Defined in tensorflow/contrib/bayesflow/python/ops/

Monte Carlo estimate of the ratio appearing in Renyi divergence.

This can be used to compute the Renyi (alpha) divergence, or a log evidence approximation based on Renyi divergence.


With z_i iid samples from q, and exp{log_p(z)} = p(z), this Op returns the (biased for finite n) estimate:

(1 - alpha)^{-1} Log[ n^{-1} sum_{i=1}^n ( p(z_i) / q(z_i) )^{1 - alpha},
\approx (1 - alpha)^{-1} Log[ E_q[ (p(Z) / q(Z))^{1 - alpha} ]  ]

This ratio appears in different contexts:

Renyi divergence

If log_p(z) = Log[p(z)] is the log prob of a distribution, and alpha > 0, alpha != 1, this Op approximates -1 times Renyi divergence:

# Choose reasonably high n to limit bias, see below.
renyi_ratio(log_p, q, alpha, n=100)
                \approx -1 * D_alpha[q || p],  where
D_alpha[q || p] := (1 - alpha)^{-1} Log E_q[(p(Z) / q(Z))^{1 - alpha}]

The Renyi (or "alpha") divergence is non-negative and equal to zero iff q = p.
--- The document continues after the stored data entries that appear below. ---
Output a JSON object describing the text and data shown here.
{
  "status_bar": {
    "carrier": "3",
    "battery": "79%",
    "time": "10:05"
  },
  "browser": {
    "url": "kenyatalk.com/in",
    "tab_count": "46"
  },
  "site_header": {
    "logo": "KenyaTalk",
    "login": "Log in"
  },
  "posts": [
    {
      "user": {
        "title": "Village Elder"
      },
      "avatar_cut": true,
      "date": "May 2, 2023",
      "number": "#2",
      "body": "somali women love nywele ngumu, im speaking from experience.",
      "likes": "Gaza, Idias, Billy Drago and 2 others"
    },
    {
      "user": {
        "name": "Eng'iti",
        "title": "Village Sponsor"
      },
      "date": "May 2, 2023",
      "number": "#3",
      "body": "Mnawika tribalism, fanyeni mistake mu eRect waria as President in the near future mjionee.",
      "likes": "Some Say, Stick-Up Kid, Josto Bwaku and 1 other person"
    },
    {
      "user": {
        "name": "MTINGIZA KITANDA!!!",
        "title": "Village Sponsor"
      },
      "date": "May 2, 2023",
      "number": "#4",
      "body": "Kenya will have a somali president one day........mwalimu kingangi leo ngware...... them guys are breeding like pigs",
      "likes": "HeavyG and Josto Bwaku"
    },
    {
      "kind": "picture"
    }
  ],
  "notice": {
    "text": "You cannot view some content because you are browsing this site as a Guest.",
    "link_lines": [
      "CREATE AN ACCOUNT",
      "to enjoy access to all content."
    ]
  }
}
Various limits of alpha lead to different special case results:

alpha       D_alpha[q || p]
-----       ---------------
--> 0       Log[ int_{q > 0} p(z) dz ]
= 0.5,      -2 Log[1 - Hel^2[q || p]],  (\propto squared Hellinger distance)
--> 1       KL[q || p]
= 2         Log[ 1 + chi^2[q || p] ],   (\propto squared Chi-2 divergence)
--> infty   Log[ max_z{q(z) / p(z)} ],  (min description length principle).
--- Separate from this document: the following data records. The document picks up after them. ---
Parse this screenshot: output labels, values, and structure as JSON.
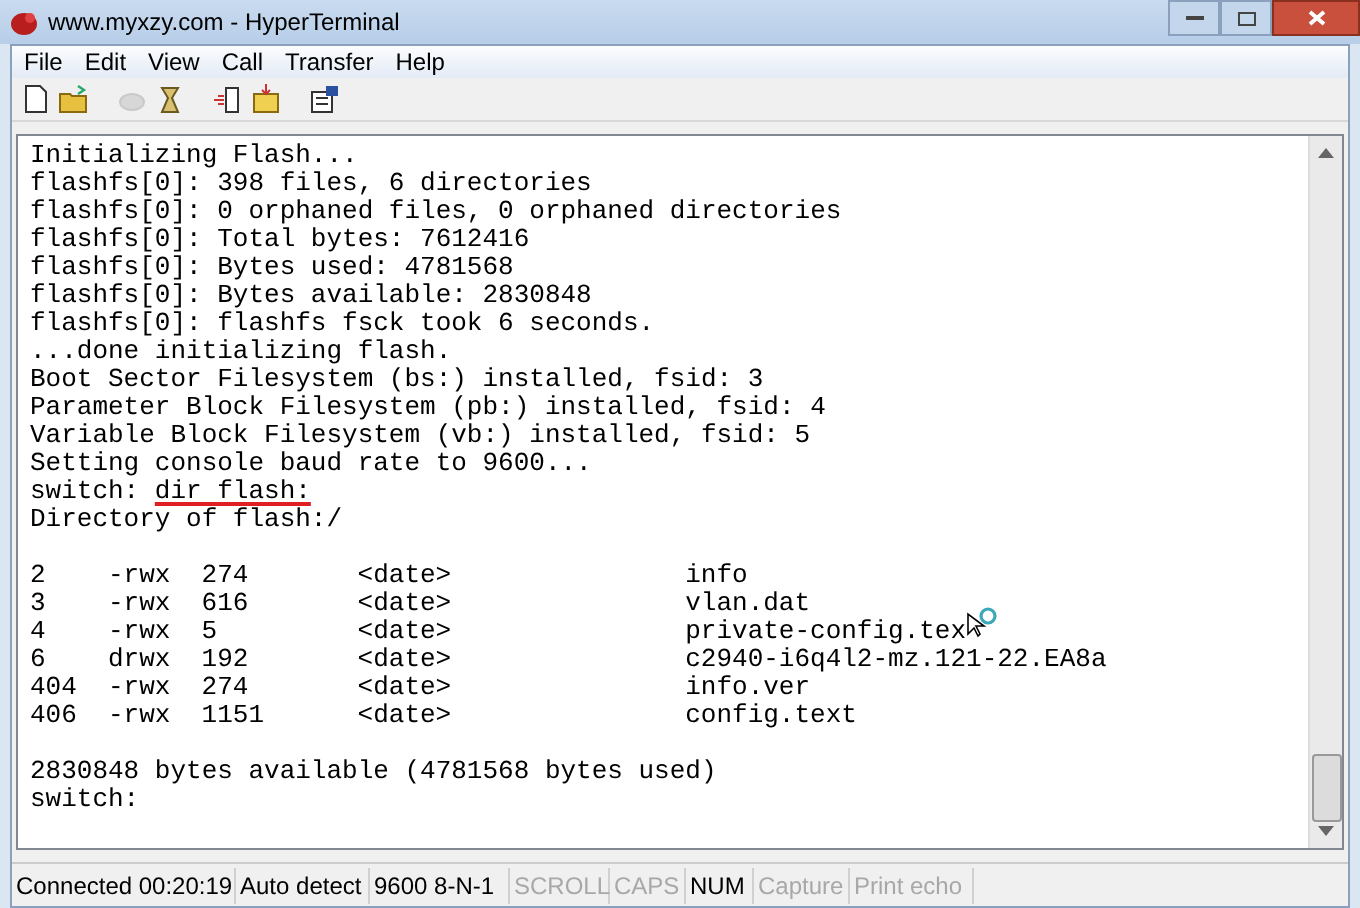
{
  "window": {
    "title": "www.myxzy.com - HyperTerminal"
  },
  "menu": [
    "File",
    "Edit",
    "View",
    "Call",
    "Transfer",
    "Help"
  ],
  "toolbar": [
    {
      "kind": "new",
      "disabled": false
    },
    {
      "kind": "open",
      "disabled": false
    },
    {
      "kind": "call",
      "disabled": true
    },
    {
      "kind": "hangup",
      "disabled": false
    },
    {
      "kind": "send",
      "disabled": false
    },
    {
      "kind": "receive",
      "disabled": false
    },
    {
      "kind": "properties",
      "disabled": false
    }
  ],
  "terminal": {
    "lines": [
      {
        "kind": "text",
        "text": "Initializing Flash..."
      },
      {
        "kind": "text",
        "text": "flashfs[0]: 398 files, 6 directories"
      },
      {
        "kind": "text",
        "text": "flashfs[0]: 0 orphaned files, 0 orphaned directories"
      },
      {
        "kind": "text",
        "text": "flashfs[0]: Total bytes: 7612416"
      },
      {
        "kind": "text",
        "text": "flashfs[0]: Bytes used: 4781568"
      },
      {
        "kind": "text",
        "text": "flashfs[0]: Bytes available: 2830848"
      },
      {
        "kind": "text",
        "text": "flashfs[0]: flashfs fsck took 6 seconds."
      },
      {
        "kind": "text",
        "text": "...done initializing flash."
      },
      {
        "kind": "text",
        "text": "Boot Sector Filesystem (bs:) installed, fsid: 3"
      },
      {
        "kind": "text",
        "text": "Parameter Block Filesystem (pb:) installed, fsid: 4"
      },
      {
        "kind": "text",
        "text": "Variable Block Filesystem (vb:) installed, fsid: 5"
      },
      {
        "kind": "text",
        "text": "Setting console baud rate to 9600..."
      },
      {
        "kind": "prompt",
        "prompt": "switch:",
        "command": "dir flash:",
        "underlined": true
      },
      {
        "kind": "text",
        "text": "Directory of flash:/"
      },
      {
        "kind": "blank"
      },
      {
        "kind": "entry",
        "cells": [
          "2",
          "-rwx",
          "274",
          "<date>",
          "info"
        ]
      },
      {
        "kind": "entry",
        "cells": [
          "3",
          "-rwx",
          "616",
          "<date>",
          "vlan.dat"
        ]
      },
      {
        "kind": "entry",
        "cells": [
          "4",
          "-rwx",
          "5",
          "<date>",
          "private-config.tex"
        ],
        "cursor": true
      },
      {
        "kind": "entry",
        "cells": [
          "6",
          "drwx",
          "192",
          "<date>",
          "c2940-i6q4l2-mz.121-22.EA8a"
        ]
      },
      {
        "kind": "entry",
        "cells": [
          "404",
          "-rwx",
          "274",
          "<date>",
          "info.ver"
        ]
      },
      {
        "kind": "entry",
        "cells": [
          "406",
          "-rwx",
          "1151",
          "<date>",
          "config.text"
        ]
      },
      {
        "kind": "blank"
      },
      {
        "kind": "text",
        "text": "2830848 bytes available (4781568 bytes used)"
      },
      {
        "kind": "text",
        "text": "switch:"
      }
    ]
  },
  "status_bar": [
    {
      "text": "Connected 00:20:19",
      "active": true
    },
    {
      "text": "Auto detect",
      "active": true
    },
    {
      "text": "9600 8-N-1",
      "active": true
    },
    {
      "text": "SCROLL",
      "active": false
    },
    {
      "text": "CAPS",
      "active": false
    },
    {
      "text": "NUM",
      "active": true
    },
    {
      "text": "Capture",
      "active": false
    },
    {
      "text": "Print echo",
      "active": false
    }
  ]
}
See "Renyi Divergence Variational Inference", by Li and Turner.

Log evidence approximation

If log_p(z) = Log[p(z, x)] is the log of the joint distribution p, this is an alternative to the ELBO common in variational inference.
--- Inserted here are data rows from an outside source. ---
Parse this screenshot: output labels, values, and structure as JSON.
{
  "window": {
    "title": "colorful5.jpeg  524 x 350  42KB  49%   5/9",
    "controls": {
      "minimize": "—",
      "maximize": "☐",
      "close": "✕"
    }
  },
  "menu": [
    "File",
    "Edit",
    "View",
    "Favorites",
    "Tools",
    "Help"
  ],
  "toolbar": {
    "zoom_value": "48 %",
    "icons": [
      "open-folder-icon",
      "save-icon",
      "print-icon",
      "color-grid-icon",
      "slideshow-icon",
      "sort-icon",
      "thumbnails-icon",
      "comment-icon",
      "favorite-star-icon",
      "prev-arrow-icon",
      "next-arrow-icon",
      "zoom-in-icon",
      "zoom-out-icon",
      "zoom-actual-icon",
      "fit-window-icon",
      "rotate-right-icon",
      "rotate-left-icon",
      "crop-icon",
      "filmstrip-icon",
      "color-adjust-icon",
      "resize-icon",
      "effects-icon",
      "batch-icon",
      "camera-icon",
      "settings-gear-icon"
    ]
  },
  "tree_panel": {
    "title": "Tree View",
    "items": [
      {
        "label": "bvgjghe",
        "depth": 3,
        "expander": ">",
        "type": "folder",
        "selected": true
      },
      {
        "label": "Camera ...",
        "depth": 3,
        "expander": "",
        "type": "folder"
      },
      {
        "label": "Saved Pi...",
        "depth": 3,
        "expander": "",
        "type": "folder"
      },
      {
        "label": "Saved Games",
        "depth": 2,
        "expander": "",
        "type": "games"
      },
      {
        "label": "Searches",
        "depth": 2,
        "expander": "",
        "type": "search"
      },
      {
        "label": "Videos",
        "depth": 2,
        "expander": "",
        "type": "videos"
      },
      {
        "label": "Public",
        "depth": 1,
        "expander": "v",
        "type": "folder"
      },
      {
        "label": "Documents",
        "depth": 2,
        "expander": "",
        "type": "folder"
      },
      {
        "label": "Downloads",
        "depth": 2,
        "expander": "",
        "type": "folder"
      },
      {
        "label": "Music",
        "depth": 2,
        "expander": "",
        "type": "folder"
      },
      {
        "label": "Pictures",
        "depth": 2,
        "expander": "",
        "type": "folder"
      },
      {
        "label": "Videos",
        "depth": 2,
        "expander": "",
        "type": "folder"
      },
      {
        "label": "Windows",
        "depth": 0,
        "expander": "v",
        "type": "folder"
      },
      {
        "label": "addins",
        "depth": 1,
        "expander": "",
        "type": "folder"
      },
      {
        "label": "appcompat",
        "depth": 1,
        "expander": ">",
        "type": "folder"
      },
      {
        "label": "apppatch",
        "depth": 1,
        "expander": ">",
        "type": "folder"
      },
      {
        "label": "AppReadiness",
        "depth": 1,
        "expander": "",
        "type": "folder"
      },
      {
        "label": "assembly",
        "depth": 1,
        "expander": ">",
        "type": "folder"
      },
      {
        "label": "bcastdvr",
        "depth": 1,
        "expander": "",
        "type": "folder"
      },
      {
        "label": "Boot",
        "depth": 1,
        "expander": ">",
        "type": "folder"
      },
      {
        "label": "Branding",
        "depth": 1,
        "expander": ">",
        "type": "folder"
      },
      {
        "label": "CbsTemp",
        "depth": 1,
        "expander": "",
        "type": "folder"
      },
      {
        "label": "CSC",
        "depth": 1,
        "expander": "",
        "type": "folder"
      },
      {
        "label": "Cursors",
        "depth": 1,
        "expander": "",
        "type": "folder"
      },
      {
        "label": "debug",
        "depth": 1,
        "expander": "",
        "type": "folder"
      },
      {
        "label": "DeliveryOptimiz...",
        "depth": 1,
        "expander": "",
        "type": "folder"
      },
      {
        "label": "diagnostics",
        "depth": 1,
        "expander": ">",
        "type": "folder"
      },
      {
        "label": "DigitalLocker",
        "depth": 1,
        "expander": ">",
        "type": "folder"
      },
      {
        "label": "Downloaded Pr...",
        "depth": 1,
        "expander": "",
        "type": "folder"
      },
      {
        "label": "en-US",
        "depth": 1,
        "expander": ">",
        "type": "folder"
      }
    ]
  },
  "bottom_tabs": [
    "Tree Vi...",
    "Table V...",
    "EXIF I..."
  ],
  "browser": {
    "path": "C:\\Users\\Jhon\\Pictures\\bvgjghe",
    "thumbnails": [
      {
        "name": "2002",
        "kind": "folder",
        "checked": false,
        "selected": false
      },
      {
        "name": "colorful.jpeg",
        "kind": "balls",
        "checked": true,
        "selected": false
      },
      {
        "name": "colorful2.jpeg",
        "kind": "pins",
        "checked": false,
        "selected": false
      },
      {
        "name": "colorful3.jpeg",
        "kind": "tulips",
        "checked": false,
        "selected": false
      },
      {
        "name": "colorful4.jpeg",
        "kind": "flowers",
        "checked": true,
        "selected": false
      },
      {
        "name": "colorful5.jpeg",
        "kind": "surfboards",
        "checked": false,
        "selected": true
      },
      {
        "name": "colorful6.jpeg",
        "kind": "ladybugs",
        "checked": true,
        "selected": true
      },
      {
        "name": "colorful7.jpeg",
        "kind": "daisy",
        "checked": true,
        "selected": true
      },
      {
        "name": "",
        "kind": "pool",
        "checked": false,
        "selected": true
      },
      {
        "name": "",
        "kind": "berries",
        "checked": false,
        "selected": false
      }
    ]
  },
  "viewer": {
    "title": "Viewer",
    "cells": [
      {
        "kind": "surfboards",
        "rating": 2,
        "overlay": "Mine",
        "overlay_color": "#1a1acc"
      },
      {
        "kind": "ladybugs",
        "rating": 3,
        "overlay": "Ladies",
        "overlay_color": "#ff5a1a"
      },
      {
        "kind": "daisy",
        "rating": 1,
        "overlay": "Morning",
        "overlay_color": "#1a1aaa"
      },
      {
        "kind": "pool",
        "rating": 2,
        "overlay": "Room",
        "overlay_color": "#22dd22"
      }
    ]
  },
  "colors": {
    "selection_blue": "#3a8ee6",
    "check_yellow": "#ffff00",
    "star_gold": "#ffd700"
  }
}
L_alpha(q, p) = Log[p(x)] - D_alpha[q || p]

If q and p have the same support, and 0 < a <= b < 1, one can show ELBO <= D_b <= D_a <= Log[p(x)]. Thus, this Op allows a smooth interpolation between the ELBO and the true evidence.

Stability notes

Note that when 1 - alpha is not small, the ratio (p(z) / q(z))^{1 - alpha} is subject to underflow/overflow issues. For that reason, it is evaluated in log-space after centering. Nonetheless, infinite/NaN results may occur. For that reason, one may wish to shrink alpha gradually. See the Op renyi_alpha. Using float64 will also help.

Bias for finite sample size

Due to nonlinearity of the logarithm, for random variables {X_1,...,X_n}, E[ Log[sum_{i=1}^n X_i] ] != Log[ E[sum_{i=1}^n X_i] ]. As a result, this estimate is biased for finite n. For alpha < 1, it is non-decreasing with n (in expectation). For example, if n = 1, this estimator yields the same result as elbo_ratio, and as n increases the expected value of the estimator increases.

Call signature

User supplies either Tensor of samples z, or number of samples to draw n


  • log_p: Callable mapping samples from q to Tensors with shape broadcastable to q.batch_shape. For example, log_p works "just like" q.log_prob.
  • q: tf.contrib.distributions.Distribution. float64 dtype recommended. log_p and q should be supported on the same set.
  • alpha: Tensor with shape q.batch_shape and values not equal to 1.
  • z: Tensor of samples from q, produced by q.sample for some n.
  • n: Integer Tensor. The number of samples to use if z is not provided. Note that this can be highly biased for small n, see docstring.
  • seed: Python integer to seed the random number generator.
  • name: A name to give this Op.


  • renyi_result: The scaled log of sample mean. Tensor with shape equal to batch shape of q, and dtype = q.dtype.